The Holy Martyr Heliodoros lived during the reign of the emperor Aurelian (270-275) in the city of Magidum (Pamphylia). The city-governor Aetius subjected the saint to fierce tortures for his faith in Christ and had him beheaded (+ c. 273).

The Monk Ilarion the Wonderworker was born in 816 in Kakhetia (Eastern Gruzia-Georgia). He was descended from a line of Gruzian princes, the Vachnadze (Donauri). In very early childhood he displayed an inclination towards asceticism. At 9 years of age he knew by heart the Gospel, and at 12 years of age he was tonsured into monasticism at a monastery founded by his father. At 16 years of age the youth transferred over to the Davido-Garedzhe wilderness monastery. Here the Monk Ilarion spent 10 years as an hermit. By his unceasing prayer, tears, silence vigil and fasting he became known throughout all Gruzia. But glory-seeking was alien to the monk. Having accepted the dignity of priest, he declined the offer to him of a bishop’s-seat in Gruzia at Sagaredzho (in Kakhetia), and he withdrew to the Holy Land, for worship at the Sepulchre of the Lord.

Saint Ilarion spent 17 years in the Jordanian desert, living in a cave of the holy Prophet Elias the Tishbite (Thesvitanin), which once had serve as an habitation also for Saint John the Baptist. Here it was that an Angel of the Lord appeared to him in a dream and summoned him to hasten to Gruzia, in order to find his father among the yet-living. Saint Ilarion set off to his native land, where after the death of his father he set up at his parental home a monastery, tonsuring into monasticism both his mother and sister. He remained by this monastery until the death of his mother. Then he gave off half of his inheritance to the Davido-Garezhe monastery, and the other half he distributed amongst impoverished brethren, and then he set off to Constantinople. Having made reverence at the holy places in Tsargrad, Saint Ilarion withdrew to the Mount Olympos in Asia Minor, where in about the year 864 he founded a Gruzian monastery. Here he dwelt for five years. During this period there were reported many healings, worked by the monk through the power of prayer, the sign of the cross and anointing with myrh. Shunning fame, Saint Ilarion set off to Rome to venerate at the graves of the holy First-Ranked Apostles Peter and Paul. Along the way he visited Constantinople and Thessalonika, and worked several healings (a gardener and a lad, having “withered-up” legs). On his return journey the Monk Ilarion again stopped off at Thessalonika, where he spent three years. A miracle is known of, where a deacon (from the church in name of the GreatMartyr Demetrios of Soluneia/Thessalonika) was taken captive by Skythians but then was freed of his fetters, upon prayerfully calling out to Saint Ilarion for help.

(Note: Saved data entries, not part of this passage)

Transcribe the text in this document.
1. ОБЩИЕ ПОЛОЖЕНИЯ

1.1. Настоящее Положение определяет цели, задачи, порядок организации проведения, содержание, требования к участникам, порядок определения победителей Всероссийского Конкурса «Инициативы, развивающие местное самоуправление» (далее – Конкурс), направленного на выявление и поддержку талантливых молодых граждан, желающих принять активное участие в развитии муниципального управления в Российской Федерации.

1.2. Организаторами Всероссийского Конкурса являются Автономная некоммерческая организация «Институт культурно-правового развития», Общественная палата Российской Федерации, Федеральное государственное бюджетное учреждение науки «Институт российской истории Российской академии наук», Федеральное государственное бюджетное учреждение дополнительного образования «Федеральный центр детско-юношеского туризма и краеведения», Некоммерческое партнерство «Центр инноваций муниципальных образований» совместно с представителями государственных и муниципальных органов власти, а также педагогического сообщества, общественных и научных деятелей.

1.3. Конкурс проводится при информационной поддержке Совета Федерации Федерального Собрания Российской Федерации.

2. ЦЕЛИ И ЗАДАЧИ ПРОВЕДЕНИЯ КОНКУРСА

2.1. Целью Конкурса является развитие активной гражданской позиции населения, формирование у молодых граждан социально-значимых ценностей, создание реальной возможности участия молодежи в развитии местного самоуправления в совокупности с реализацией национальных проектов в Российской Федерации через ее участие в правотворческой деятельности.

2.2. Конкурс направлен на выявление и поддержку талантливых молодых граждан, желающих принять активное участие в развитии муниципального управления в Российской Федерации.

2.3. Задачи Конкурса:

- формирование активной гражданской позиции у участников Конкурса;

Saint Ilarion knew about his impending death 40 days beforehand, and 3 days before his death he communed the Holy Mysteries, took his leave of the brethren and secluded himself in his cell. He peacefully expired to the Lord on 19 November 875.

His venerable relics were consigned to a stone crypt, and after the passage of 40 days the relics were glorified by healings of those that came in faith. On the orders of the emperor Basil the Macedonian (866-886), the relics of Saint Ilarion were transferred from Thessalonika to Constantinople in the year 882. The emperor intended to situate the relics within the imperial palaces, but Saint Ilarion appeared to him in a dream and directed, that his relics should be placed in the newly-constructed church built in honour of the holy Apostles, near the Thracian Bosphorus. The Gruzian-Georgian Church in the IX Century enumerated the Monk Ilarion to the rank of the Saints and established his memory to be observed under 19 November.